Paul Dembinski, directeur de l'Observatoire de la finance, professeur à l'Université de Fribourg

Paul Dembinski, directeur de l'Observatoire de la finance, professeur à l'Université de Fribourg

29 août 2024 à 00:00

Temps de lecture : 3 min

L’imposition individuelle des couples et familles fait débat au parlement. Les arguments mis en avant par le gouvernement sont d’une part l’égalité de traitement entre contribuables, indépendamment de l’état civil, d’autre part le souci de faire baisser la charge fiscale sur le conjoint au revenu le plus bas, en le dissociant du revenu le plus haut. La baisse de la charge fiscale subséquente devrait inciter le conjoint au revenu le plus faible – majoritairement les femmes – à augmenter sa participation au marché du travail. Ces arguments – égalité et croissance – font mouche auprès des sensibilités politiques et sociétales différentes, ce qui permet d’entrevoir des alliances inattendues au moment du vote.

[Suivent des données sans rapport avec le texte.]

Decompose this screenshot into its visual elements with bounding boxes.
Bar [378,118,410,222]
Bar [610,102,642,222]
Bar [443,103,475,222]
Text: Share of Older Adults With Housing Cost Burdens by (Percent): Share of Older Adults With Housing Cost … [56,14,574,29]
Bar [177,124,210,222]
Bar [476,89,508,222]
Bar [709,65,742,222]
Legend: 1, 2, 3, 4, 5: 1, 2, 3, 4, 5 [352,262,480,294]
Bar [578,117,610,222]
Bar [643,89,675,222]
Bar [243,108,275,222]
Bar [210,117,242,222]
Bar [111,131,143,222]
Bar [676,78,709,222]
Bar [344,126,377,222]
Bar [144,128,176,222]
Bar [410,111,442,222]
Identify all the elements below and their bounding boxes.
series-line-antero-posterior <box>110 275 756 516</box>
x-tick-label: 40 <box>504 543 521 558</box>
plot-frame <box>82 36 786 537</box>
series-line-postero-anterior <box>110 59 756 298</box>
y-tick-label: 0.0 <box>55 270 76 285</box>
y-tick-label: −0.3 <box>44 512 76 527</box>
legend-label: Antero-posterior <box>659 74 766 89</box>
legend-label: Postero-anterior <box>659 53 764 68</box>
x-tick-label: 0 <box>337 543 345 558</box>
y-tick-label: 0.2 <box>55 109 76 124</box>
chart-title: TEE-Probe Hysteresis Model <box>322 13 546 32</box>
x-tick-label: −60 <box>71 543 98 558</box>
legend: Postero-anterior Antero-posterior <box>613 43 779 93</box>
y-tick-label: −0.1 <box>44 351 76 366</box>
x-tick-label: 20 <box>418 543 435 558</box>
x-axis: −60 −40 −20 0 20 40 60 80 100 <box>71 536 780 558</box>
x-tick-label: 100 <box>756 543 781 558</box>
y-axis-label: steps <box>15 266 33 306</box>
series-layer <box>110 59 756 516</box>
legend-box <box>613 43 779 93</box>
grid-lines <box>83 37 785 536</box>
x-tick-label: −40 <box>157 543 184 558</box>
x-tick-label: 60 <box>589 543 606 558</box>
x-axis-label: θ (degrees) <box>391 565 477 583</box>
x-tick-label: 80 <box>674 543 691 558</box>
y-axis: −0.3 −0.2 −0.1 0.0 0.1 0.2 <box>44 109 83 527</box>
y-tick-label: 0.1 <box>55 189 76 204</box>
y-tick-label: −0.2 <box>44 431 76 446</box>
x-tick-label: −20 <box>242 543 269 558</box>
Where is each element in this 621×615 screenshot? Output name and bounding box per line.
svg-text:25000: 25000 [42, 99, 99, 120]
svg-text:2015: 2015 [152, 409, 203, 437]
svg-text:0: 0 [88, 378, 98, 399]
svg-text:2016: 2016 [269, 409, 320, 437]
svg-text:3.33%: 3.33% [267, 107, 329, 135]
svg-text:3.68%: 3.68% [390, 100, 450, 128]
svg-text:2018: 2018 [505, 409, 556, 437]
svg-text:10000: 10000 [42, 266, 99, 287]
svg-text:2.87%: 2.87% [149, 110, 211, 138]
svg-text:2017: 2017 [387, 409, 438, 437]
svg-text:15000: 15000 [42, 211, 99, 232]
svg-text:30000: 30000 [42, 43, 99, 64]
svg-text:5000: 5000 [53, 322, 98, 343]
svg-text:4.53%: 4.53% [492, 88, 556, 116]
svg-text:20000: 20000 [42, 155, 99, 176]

Toutefois, le débat ainsi circonscrit fait l’impasse sur un aspect dont dépend l’avenir de nos sociétés à moyen terme – la pérennité de la famille en tant qu’institution sociale et économique, sans parler de sa dimension morale. Le message du Conseil fédéral rappelle que dans le droit en vigueur, «la famille est considérée comme une unité économique et constitue donc aussi une unité au regard du droit fiscal (…) Les partenariats enregistrés entre deux personnes de même sexe sont assimilés au mariage». Or, l’acceptation du principe de l’imposition individuelle entraînerait automatiquement la «dissolution» de la famille, en tout cas au sens du droit fiscal.

La famille est à terme un bonus pour l’économie

Quelle que soit la définition qu’on en donne, la famille est – ou aspire à être – une union, une communauté pérenne, bien plus qu’une collectivité d’individus liés contractuellement. Là, les relations, y compris économiques, poursuivent une logique spécifique. Elle est le lieu de toutes les solidarités entre fragiles et ceux qui, temporairement, ne le sont pas, entre actifs sur le marché du travail et ceux qui font tourner l’économie domestique. Avant de démanteler en droit la famille en tant qu’institution, il convient de réfléchir à deux fois et de ne pas jouer inutilement avec le feu, d’autant plus que deux études récentes montrent qu’elle est un bonus pour l’économie à moyen terme.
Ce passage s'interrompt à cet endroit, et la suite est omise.